A NASA telescope discovers TRAPPIST-1, a solar system with seven planets like Earth.They have announced it in Press Conference a few hours ago. A dwarf and cold star at 40 light years blanket a planetary system that could harbor life.
Scientists have pointed out that at least seven Earth-sized planets orbit around the cold dwarf star of that system, known as TRAPPIST-1. The six inner planets lie in a temperate zone where surface temperatures range from zero to 100 degrees Celsius.
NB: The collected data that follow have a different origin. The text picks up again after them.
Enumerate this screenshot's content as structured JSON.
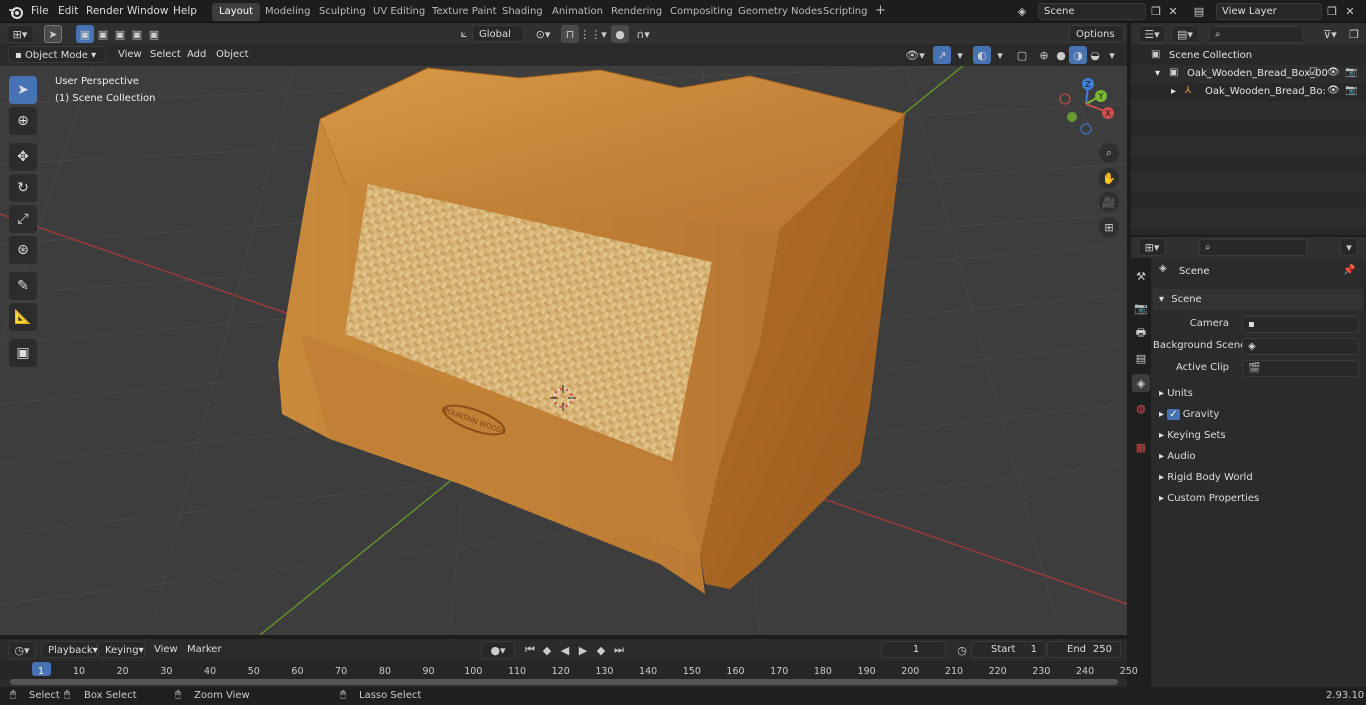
{
  "menus": [
    "File",
    "Edit",
    "Render",
    "Window",
    "Help"
  ],
  "workspaces": [
    "Layout",
    "Modeling",
    "Sculpting",
    "UV Editing",
    "Texture Paint",
    "Shading",
    "Animation",
    "Rendering",
    "Compositing",
    "Geometry Nodes",
    "Scripting"
  ],
  "active_workspace": "Layout",
  "scene_name": "Scene",
  "view_layer": "View Layer",
  "header": {
    "mode": "Object Mode",
    "view": "View",
    "select": "Select",
    "add": "Add",
    "object": "Object",
    "transform": "Global",
    "options": "Options"
  },
  "viewport": {
    "line1": "User Perspective",
    "line2": "(1) Scene Collection",
    "gizmo": {
      "z": "Z",
      "y": "Y",
      "x": "X"
    },
    "logo": "MOUNTAIN WOODS"
  },
  "outliner": {
    "root": "Scene Collection",
    "item1": "Oak_Wooden_Bread_Box_00",
    "item2": "Oak_Wooden_Bread_Bo:"
  },
  "properties": {
    "breadcrumb": "Scene",
    "panel": "Scene",
    "camera_label": "Camera",
    "bg_label": "Background Scene",
    "clip_label": "Active Clip",
    "sections": [
      "Units",
      "Gravity",
      "Keying Sets",
      "Audio",
      "Rigid Body World",
      "Custom Properties"
    ]
  },
  "timeline": {
    "playback": "Playback",
    "keying": "Keying",
    "view": "View",
    "marker": "Marker",
    "frame": "1",
    "start_label": "Start",
    "start": "1",
    "end_label": "End",
    "end": "250",
    "ticks": [
      "1",
      "10",
      "20",
      "30",
      "40",
      "50",
      "60",
      "70",
      "80",
      "90",
      "100",
      "110",
      "120",
      "130",
      "140",
      "150",
      "160",
      "170",
      "180",
      "190",
      "200",
      "210",
      "220",
      "230",
      "240",
      "250"
    ]
  },
  "status": {
    "select": "Select",
    "box": "Box Select",
    "zoom": "Zoom View",
    "lasso": "Lasso Select",
    "version": "2.93.10"
  },
  "colors": {
    "accent": "#4772b3",
    "wood": "#c98a3a",
    "wood_dark": "#9a5d1c"
  }
}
Of the discovered planets the following is known:
This system is only 39 light years from Earth.The planets have between 0.4 and 1.4 times the mass of the Earth and its approximate size is similar to that of our planet.The frequency with which they turn around the star varies from a day and a half to 20 days.Scientists believe that every planet in the system always shows the same face to the star.The atmosphere of some planets could be similar to that of Earth or Venus.Although experts say surface temperatures allow the presence of liquid water, the planets are too far away to prove they harbor it.Surface temperatures range from zero to 100 degrees Celsius.It is believed that at least three of these worlds could have oceans, which increases the likelihood that they will harbor life.None of the planets have a moon, although they are so close to each other that they would look like the Moon from Earth.The planets are much closer to their star than in the Solar System: if TRAPPIST-1 took the place of the Sun, all their planets would be within the orbit of Mercury.This solar system was probably formed 500 million years ago, while our Sun was formed 4.5 billion years ago.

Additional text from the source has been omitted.